A nation's laws, the aphorism goes, are no more than an attempt to capture what the majority of its right-thinking citizens believe is reasonable behaviour. By that standard, the call for judicial reforms made by Chief Justice Saeed Abdul Baseer, head of Abu Dhabi's Criminal Court of First Instance, is well overdue because while UAE society has undergone fundamental change in recent decades, its laws have not always kept up.
The primary example he provided – of murder charges, where a blood relative of the victim has to be contacted to seek their views on whether they seek the death penalty, will accept blood money or even pardon the offender – illustrates the point perfectly. In traditional Emirati society in the pre-oil era, when there were few outsiders, a blood relative would be easy to find and their views would be canvassed and taken into account, leading to an outcome in which the wider community felt it had been involved. In small communities, this dynamic is at the heart of justice.
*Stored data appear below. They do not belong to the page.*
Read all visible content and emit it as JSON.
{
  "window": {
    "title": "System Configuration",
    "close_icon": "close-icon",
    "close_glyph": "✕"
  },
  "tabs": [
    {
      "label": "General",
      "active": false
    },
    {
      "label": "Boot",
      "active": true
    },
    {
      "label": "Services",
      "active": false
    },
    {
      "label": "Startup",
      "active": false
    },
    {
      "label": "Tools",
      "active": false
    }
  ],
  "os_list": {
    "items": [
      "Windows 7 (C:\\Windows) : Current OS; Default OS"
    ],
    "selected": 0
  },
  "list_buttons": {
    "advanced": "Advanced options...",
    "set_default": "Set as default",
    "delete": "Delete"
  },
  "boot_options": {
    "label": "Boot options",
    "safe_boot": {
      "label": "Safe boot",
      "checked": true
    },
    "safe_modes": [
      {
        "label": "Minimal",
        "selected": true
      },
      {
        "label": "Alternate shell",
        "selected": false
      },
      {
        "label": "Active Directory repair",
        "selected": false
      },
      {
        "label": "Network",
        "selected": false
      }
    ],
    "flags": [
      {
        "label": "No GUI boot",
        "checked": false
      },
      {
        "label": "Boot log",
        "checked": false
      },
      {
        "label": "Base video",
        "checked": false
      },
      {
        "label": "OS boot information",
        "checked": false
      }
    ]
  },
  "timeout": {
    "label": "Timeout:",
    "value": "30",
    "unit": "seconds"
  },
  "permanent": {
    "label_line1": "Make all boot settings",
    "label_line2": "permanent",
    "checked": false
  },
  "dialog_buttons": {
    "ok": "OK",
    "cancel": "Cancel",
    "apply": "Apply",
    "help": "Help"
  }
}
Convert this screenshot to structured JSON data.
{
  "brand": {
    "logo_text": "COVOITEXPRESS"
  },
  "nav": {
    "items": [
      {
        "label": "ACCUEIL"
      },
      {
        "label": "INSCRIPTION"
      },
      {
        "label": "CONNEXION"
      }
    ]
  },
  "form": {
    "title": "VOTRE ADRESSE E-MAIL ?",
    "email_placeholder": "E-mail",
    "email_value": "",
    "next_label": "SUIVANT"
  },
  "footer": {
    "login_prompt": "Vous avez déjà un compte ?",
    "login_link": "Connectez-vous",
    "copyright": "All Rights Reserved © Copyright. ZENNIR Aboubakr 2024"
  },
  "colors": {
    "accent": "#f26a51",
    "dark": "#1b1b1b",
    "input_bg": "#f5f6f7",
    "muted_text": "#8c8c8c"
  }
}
In 2013, with eight million residents and Emiratis vastly outnumbered by expatriate workers, that is no longer the case. What that means is more than a dozen accused murderers whose victims were from the developing world are stuck in legal limbo because blood relatives cannot be located. Few right-thinking citizens would describe that as justice. There are similar anomalies that reflected the community’s views at the time the laws were written but which have been rendered out of date by the evolution of UAE society.
Equally important is for the procedures through which the laws are applied to also keep pace with changes both in society and in technology. This too has been identified by Mr Abdul Baseer for attention, citing the example of the distinct and separate roles of the police and the prosecution, the blurring of which can render prosecutions invalid, allowing the guilty to walk free.
What does not need attention, and which remains at the heart of the legal system in the UAE, is the judges’ use of their discretion to determine what is just in the circumstances of each case. There is always a temptation, in the face of vastly differing sentences for what seem like similar offences, to restrict the sentencing range.
But that is to misunderstand the ultimate role of judges, which is to play the role of the right-thinking citizen assessing what is just in any given circumstance.